Bug #1979296 reported by bugproxy
6
This bug affects 1 person
Affects Status Importance Assigned to Milestone
Ubuntu on IBM z Systems
Fix Released
High
Skipper Bug Screeners
linux (Ubuntu)
Invalid
Undecided
Unassigned
Focal
Fix Released
High
Canonical Kernel Team
Jammy
Fix Released
High
Canonical Kernel Team

Bug Description

SRU Justification:
==================

[Impact]

 * On IBM Z secure execution environments under heavy load
   (means with over-committed resources - KVM guests)
   rcu_sched self-detected stalls can occur,
   which lead to LPAR crashes.

[Fix]

 * 57c5df13eca4 57c5df13eca4017ed28f9375dc1d246ec0f54217 "KVM: s390: pv: add macros for UVC CC values"

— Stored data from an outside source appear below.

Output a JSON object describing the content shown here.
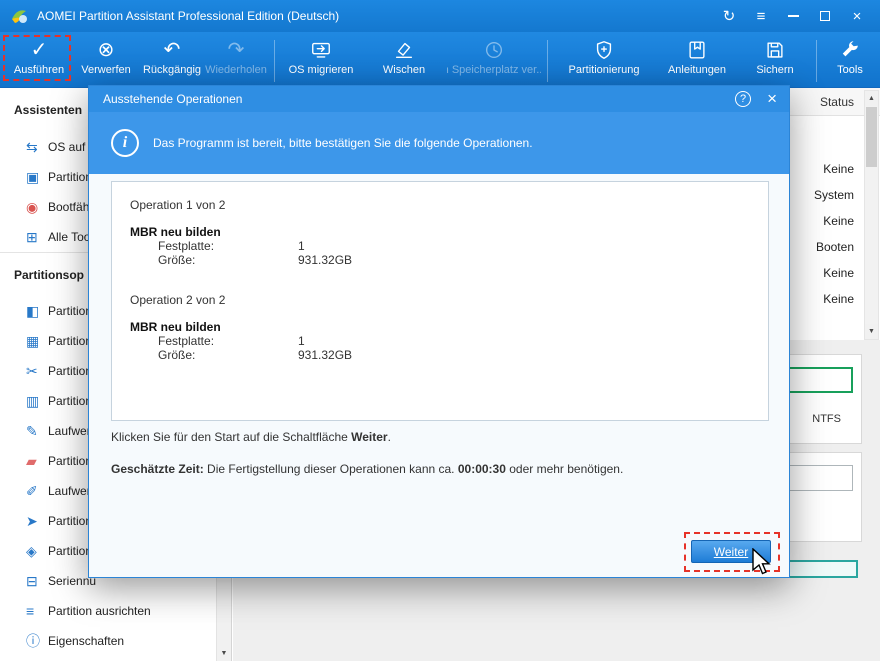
{
  "colors": {
    "accent_blue": "#1b7fd9",
    "annotation_red": "#e63228",
    "partition_green": "#18a05b",
    "partition_teal": "#2aa7a0"
  },
  "icons": {
    "sync": "↻",
    "menu": "≡",
    "close": "×",
    "check": "✓",
    "discard": "⊗",
    "undo": "↶",
    "redo": "↷",
    "help": "?",
    "info": "i",
    "scroll_up": "▲",
    "scroll_down": "▼"
  },
  "titlebar": {
    "title": "AOMEI Partition Assistant Professional Edition (Deutsch)"
  },
  "toolbar": {
    "buttons": [
      {
        "label": "Ausführen"
      },
      {
        "label": "Verwerfen"
      },
      {
        "label": "Rückgängig"
      },
      {
        "label": "Wiederholen"
      },
      {
        "label": "OS migrieren"
      },
      {
        "label": "Wischen"
      },
      {
        "label": "n Speicherplatz ver..."
      },
      {
        "label": "Partitionierung"
      },
      {
        "label": "Anleitungen"
      },
      {
        "label": "Sichern"
      },
      {
        "label": "Tools"
      }
    ]
  },
  "sidebar": {
    "sections": [
      {
        "header": "Assistenten",
        "items": [
          {
            "icon": "⇆",
            "label": "OS auf S"
          },
          {
            "icon": "▣",
            "label": "Partition"
          },
          {
            "icon": "◉",
            "label": "Bootfähi"
          },
          {
            "icon": "⊞",
            "label": "Alle Tool"
          }
        ]
      },
      {
        "header": "Partitionsop",
        "items": [
          {
            "icon": "◧",
            "label": "Partition"
          },
          {
            "icon": "▦",
            "label": "Partition"
          },
          {
            "icon": "✂",
            "label": "Partition"
          },
          {
            "icon": "▥",
            "label": "Partition"
          },
          {
            "icon": "✎",
            "label": "Laufwerk"
          },
          {
            "icon": "▰",
            "label": "Partition"
          },
          {
            "icon": "✐",
            "label": "Laufwerk"
          },
          {
            "icon": "➤",
            "label": "Partition"
          },
          {
            "icon": "◈",
            "label": "Partition"
          },
          {
            "icon": "⊟",
            "label": "Seriennu"
          },
          {
            "icon": "≡",
            "label": "Partition ausrichten"
          },
          {
            "icon": "ⓘ",
            "label": "Eigenschaften"
          }
        ]
      }
    ]
  },
  "main": {
    "status_header": "Status",
    "status_values": [
      "Keine",
      "System",
      "Keine",
      "Booten",
      "Keine",
      "Keine"
    ],
    "fs_label": "NTFS"
  },
  "dialog": {
    "title": "Ausstehende Operationen",
    "info_text": "Das Programm ist bereit, bitte bestätigen Sie die folgende Operationen.",
    "operations": [
      {
        "header": "Operation 1 von 2",
        "name": "MBR neu bilden",
        "disk_label": "Festplatte:",
        "disk_value": "1",
        "size_label": "Größe:",
        "size_value": "931.32GB"
      },
      {
        "header": "Operation 2 von 2",
        "name": "MBR neu bilden",
        "disk_label": "Festplatte:",
        "disk_value": "1",
        "size_label": "Größe:",
        "size_value": "931.32GB"
      }
    ],
    "note": {
      "prefix": "Klicken Sie für den Start auf die Schaltfläche ",
      "bold": "Weiter",
      "suffix": "."
    },
    "estimate": {
      "label": "Geschätzte Zeit:",
      "mid": " Die Fertigstellung dieser Operationen kann ca. ",
      "time": "00:00:30",
      "suffix": " oder mehr benötigen."
    },
    "buttons": {
      "next": "Weiter"
    }
  }
}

 * 1e2aa46de526 1e2aa46de526a5adafe580bca4c25856bb06f09e "KVM: s390: pv: avoid stalls for kvm_s390_pv_init_vm"

 * f0a1a0615a6f f0a1a0615a6ff6d38af2c65a522698fb4bb85df6 "KVM: s390: pv: avoid stalls when making pages secure"

[Test Plan]

 * An IBM z15 or LinuxONE III LPAR with FC 115 (secure execution)
   enabled is required.

 * Installation of Ubuntu Server 20.04 LTS (18.04 with hwe-5.4)
   or 22.04 LTS on top.

 * Install a kernel that incl. the above two patches/commits

 * Bring the system under high load with KVM guests.

 * Monitor dmesg for 'rcu_sched self-detected stalls'
   and/or look for crashes.

 * Due to hardware requirements this test needs to be conducted by IBM.

[Where problems could occur]

 * The definition from 57c5df13eca4 are missing in both jammy
   and focal, but shouldn't harm.

 * The change in 1e2aa46de526 only uses uv_call_sched instead
   of just uv_call, which should lead to a snappier system
   under high load, but may consume overall some more cycles.

 * With f0a1a0615a6f the uv_call_sched cannot simply replace
   uv_call, due to locks being held.

 * Instead __uv_call is replacing uv_call, which does not loop.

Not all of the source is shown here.